Babbitt, “You don’t win unless you can persuade us that the statute he was
charged with abrogates the common law rule.” Young nevertheless voted to
dissent from the majority decision, along with Justice Robert Markman.
In their dissenting opinion, Justice
Markman wrote, “. . . the Legislature clearly excluded consideration of the
lawfulness of the police officer’s conduct as a relevant element in forcibly
resisting an officer as long as the police officer was ‘performing his or her
duties,’ and it did so ‘in no uncertain terms.’”
They also said the right to resist
unlawful conduct by the police is “outmoded in today’s modern society.”
Neither Attorney Babbitt nor anyone
from the Ottawa County Prosecutor’s office was available for comment on Moreno.
Ms. Miller said she believes the
Moreno decision will impact ongoing criminal proceedings in another prominent
case, that of Maryanne Godboldo. In March, 20l1, Godboldo stood off an army of
police equipped with helicopters, tanks and assault weapons to prevent them
from entering her home to take her 13-year-old daughter.. The police said they
had a “court order” initiated by the state’s Child Protective Services
authorizing them to take the child.
When Godboldo emerged at the end of
the stand-off, they charged her under MCL750.81d as well as other statutes
including gun charges, claiming she fired a gun inside the house during the
stand-off.
Both 36th District Court Judge
Ronald Giles and Wayne County Circuit Court Judge Gregory Bill dismissed all
charges against Ms. Godboldo after her attorneys demonstrated that the court
order was illegal. It had been rubber-stamped with Family Court Chief Judge
Leslie Kim Smith’s signature by a probation officer unauthorized to remove
children from their home, without any judicial review.
A major issue in the case was that
CPS worker Mia Wenk, not licensed in any medical profession, had decided the
child should be put back on a dangerous psychotropic drug, Risperdal. Ms.
Godboldo had earlier authorized administration of the drug only with the
written provision that she could take her off it at any time.
Judges Giles and Bill also concluded
that the prosecution did not provide sufficient evidence on the gun charges.
Wayne County Prosecutor Kym Worthy
has sought leave to appeal, over one month late.
“The Supreme Court ruling in Moreno
shot the appeal out of the water,” Attorney Miller said. “Ms. Godboldo had a
right to resist the police entry into her home. The only way the prosecutor can
continue is to come up with new charges not involving that statute or Ventura.”

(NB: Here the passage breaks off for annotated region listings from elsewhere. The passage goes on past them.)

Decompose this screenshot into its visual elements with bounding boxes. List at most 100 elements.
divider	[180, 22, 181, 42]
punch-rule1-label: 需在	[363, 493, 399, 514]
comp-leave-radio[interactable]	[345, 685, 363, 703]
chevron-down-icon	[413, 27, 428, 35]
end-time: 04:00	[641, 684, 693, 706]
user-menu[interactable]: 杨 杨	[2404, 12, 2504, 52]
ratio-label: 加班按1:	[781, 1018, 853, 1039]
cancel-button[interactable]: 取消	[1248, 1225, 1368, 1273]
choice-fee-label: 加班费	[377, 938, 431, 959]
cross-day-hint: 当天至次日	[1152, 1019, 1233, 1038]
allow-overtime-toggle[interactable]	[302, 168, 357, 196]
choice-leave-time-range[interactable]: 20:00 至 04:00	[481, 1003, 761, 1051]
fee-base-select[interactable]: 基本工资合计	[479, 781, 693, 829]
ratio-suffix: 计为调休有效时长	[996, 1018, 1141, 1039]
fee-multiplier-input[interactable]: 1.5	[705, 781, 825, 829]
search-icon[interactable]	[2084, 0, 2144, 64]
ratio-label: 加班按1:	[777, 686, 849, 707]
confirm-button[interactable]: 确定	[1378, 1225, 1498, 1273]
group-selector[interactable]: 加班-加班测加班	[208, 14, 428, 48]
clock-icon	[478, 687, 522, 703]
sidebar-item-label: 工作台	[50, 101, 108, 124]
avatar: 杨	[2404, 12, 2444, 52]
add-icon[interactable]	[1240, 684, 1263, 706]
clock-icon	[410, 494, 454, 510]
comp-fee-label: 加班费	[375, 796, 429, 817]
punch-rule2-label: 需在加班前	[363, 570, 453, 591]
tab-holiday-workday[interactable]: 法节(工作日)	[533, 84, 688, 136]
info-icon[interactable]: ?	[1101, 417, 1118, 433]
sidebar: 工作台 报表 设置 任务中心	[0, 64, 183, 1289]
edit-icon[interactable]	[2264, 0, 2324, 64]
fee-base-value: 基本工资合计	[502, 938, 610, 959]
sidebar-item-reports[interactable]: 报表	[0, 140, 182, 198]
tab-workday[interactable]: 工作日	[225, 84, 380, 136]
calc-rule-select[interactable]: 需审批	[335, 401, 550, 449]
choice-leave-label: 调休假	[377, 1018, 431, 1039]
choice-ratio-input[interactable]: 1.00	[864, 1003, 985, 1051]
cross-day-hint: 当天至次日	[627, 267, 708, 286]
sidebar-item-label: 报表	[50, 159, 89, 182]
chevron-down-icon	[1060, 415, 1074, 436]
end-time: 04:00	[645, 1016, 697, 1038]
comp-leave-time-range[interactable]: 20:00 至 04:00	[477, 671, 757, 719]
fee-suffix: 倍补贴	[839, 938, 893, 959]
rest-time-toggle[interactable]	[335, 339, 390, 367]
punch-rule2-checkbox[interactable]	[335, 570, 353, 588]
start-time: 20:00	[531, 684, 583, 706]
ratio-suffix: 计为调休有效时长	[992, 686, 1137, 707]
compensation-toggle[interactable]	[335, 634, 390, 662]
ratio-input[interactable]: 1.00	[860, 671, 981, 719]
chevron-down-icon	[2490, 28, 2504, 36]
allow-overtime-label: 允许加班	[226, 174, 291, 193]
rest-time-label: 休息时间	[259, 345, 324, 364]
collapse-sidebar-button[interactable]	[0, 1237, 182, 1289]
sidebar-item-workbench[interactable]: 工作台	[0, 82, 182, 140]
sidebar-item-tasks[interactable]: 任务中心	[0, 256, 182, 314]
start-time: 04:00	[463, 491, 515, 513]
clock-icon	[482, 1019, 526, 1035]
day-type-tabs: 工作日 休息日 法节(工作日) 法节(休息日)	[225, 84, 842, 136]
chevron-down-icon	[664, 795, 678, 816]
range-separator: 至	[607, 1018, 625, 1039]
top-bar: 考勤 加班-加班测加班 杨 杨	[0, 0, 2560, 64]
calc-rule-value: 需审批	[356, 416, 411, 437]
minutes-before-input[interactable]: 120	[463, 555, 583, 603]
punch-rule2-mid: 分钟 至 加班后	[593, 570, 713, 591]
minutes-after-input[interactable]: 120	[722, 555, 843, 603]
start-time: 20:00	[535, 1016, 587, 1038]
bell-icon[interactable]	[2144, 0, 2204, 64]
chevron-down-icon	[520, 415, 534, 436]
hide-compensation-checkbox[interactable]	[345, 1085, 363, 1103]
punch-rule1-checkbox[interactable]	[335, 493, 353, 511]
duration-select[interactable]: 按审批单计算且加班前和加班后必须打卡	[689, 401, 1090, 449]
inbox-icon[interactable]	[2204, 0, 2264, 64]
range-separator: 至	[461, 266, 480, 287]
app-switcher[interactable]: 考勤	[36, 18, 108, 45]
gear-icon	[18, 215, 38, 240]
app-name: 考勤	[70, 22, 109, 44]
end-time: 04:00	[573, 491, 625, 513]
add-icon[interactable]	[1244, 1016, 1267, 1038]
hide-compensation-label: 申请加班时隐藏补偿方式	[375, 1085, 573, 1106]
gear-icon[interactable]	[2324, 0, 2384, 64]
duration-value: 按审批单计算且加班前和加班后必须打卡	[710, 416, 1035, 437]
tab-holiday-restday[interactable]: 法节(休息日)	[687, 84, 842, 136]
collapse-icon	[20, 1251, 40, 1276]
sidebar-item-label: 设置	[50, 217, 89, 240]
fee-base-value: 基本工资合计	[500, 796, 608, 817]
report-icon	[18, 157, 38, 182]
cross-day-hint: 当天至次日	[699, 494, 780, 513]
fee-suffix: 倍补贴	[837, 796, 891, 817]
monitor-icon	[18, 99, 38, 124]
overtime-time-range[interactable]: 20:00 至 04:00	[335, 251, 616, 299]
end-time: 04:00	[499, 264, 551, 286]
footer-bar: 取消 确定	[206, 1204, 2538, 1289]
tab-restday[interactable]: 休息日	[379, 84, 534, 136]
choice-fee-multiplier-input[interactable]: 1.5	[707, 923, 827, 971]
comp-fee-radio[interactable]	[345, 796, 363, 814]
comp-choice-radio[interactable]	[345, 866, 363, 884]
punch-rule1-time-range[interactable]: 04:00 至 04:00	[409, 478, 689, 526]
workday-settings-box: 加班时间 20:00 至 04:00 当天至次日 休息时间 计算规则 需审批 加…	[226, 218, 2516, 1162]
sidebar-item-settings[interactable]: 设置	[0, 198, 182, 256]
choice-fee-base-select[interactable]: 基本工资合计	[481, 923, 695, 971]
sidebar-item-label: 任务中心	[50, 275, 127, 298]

The daily media in Michigan has
given scant coverage to the Moreno decision, choosing instead to focus on Chief
Justice Young’s subsequent attack on Justice Hathaway, the author of the
decision. He has alleged she entered into improper real estate deals involving
short sales.
Attorney Miller said she believes Young’s attack on Hathaway
is nothing but retaliation for the Moreno decision.